では「邪思惟」に対して「真の心の安らぎ」に到る、正しい思惟とはどのようなものか、といえば、正見である「苦・無常・無我」「因果」「四聖諦」といった「正しい見方」をベースとして「欲・怒り・害意」といった悪感情を
- 施し
- 慈しみ
- あわれみ
といった思考に、変えていく事なのだそうです。
それでは、そのそれぞれを見ていきましょう。
施し
「施し」とはつまり「手放していくこと」だそうです。
例えば、金銭や物を、困っている人に寄付する事は「施し」かもしれませんが「私がこれだけの事をした」と思っている内は「手放した」とはいえませんよね……。
この場合、やっている事は「施し」なのに、心は「欲」となります。
「欲」は「私が、私が……」という感情が前提で生まれます。
ですから、金銭に困っている人に寄付をしたとしても「オレが寄付してやったのに感謝しないなんて……」と思っていたら、沸いてくるのは「怒り」の感情となってしまいます。
つまり「施し」のポイントは。「私が、私が……」という感情を「手放す」という事になります。
ただ、それって難しい事だとは思うんですよ。
どうしても私たちは「見返り」を求めてしまいますしね……。
しかし、だからこそここでブッタの「正見」の教えを参考に「施し」の心を育ててみてほしいのです。
- (例)手にした物は、いつか「苦しみ」にかわる。(苦)
- (例)今、手にしている「お金」も、使ってしまえば「誰かの所有物」。
全ては常に変化していくので「私のモノ」という概念は本当は通用しな い。(無常・無我)
仏教では本来「私、という感覚は五感によって造られたマボロシで存在しない」と説きます。(無我)
つまり、そもそも「私」がないのですから「私のモノ」なんて存在するはずがないのです。
ちょっと理解しがたい話ですけれど……。
しかし少なくとも「私が、私が」という感情が「対立や苦しみ」を生んでいるのは間違いがなさそうです。

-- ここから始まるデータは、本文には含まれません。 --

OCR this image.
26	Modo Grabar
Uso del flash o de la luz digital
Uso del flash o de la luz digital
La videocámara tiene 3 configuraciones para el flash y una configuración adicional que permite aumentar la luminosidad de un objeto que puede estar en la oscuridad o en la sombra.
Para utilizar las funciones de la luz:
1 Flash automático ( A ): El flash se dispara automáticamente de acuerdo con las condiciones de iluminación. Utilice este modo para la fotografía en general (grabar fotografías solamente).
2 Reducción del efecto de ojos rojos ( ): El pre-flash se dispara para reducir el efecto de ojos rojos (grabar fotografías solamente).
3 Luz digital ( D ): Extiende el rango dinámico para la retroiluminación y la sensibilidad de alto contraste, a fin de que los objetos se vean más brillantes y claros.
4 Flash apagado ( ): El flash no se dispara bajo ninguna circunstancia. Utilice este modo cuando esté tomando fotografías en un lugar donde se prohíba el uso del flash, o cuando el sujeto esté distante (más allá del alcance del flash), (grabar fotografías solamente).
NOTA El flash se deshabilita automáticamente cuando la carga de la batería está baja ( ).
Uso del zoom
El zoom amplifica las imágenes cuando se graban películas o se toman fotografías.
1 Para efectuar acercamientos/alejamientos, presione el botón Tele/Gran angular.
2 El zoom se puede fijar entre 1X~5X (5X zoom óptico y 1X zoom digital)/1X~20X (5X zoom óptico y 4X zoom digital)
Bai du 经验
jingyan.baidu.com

苦・無常。無我、といった教えを参考に、どうしても自己中心的になる「欲」の心を「施し」に変えてみてください。
きっと、大きな安らぎの体験ができる事と思います。
慈しみ
「慈しみ」とは、あらゆる命に対して「寄り添う心」を持ちなさい、という事ですね。
原語のパーリー語では「メッター」といい「友情」とも訳されます。
「怒り」の心を「慈しみ」の心に変えていくのですね。
そうは言っても、寄り添う気持ちにはなれない人もいるかもしれません。
しかしここでもまた「正見」の教えを参考に「慈しみ」の心を育ててみてほしいのです。
- (例)私も苦しんでいるように、誰もが苦しんでいる。(苦)
- (例)私にも正しさがあるように、他の人々にも正しさがある。(無常・無我)
- (例)私も完ぺきではないし、この人も完ぺきではない。
同じ苦しむ存在である。(苦) - (例)私も彼と同じ立場なら、同じ判断をしていたかも知れない(因果)
こうして人を「許す」事ができたとしたら、生きる事はとても楽になっていくと思うのです。
あわれみ
あわれみとは「他者の痛みを自分の痛みのように感じる」心の事です。
困っている人がいたら「助けてあげたい」と、思う心の事です。
私たちは結構、困っている人が目の前にいたら、ほおってはいられなくなりますよね。
人には元来、そのような心が備わっているようです。
テレビやネットでも困っている人、貧困の国で苦しんでいる人を観たら
「この人が幸せでありますように」
「この人の問題が解決しますように」
と、ぜひ祈ってあげて下さい。
それがこの「あわれみ」の「正思惟の心」を育てるキッカケとなります。
まとめ
如何でしたでしょうか。
私たちは自分の「思い」によって行動を決めています。
何より恐ろしいのは、そうした思考は心に自然に「浮かんで」くるものだという事です。
そして、浮かんできた思考に対して私たちは「行動」を決めています。
つまり、自然に浮かんできた思考がネガテイブ(邪思惟)なものであればそれに準じた行為が。浮かんできた思考がポジティブならば、それに準じた行為が「自然に生まれていく」という事です。
ゆえに「思考」を普段から正しくしていく事は、自分自身の人生をよりよくしていく事にも繋がっていきます。
ブッタが教える、心安らかに生きる為の「正思惟」の教えを、みなさんの普段の生活にも生かして頂けたら、と思います。
生きとし生けるものが幸せでありますように。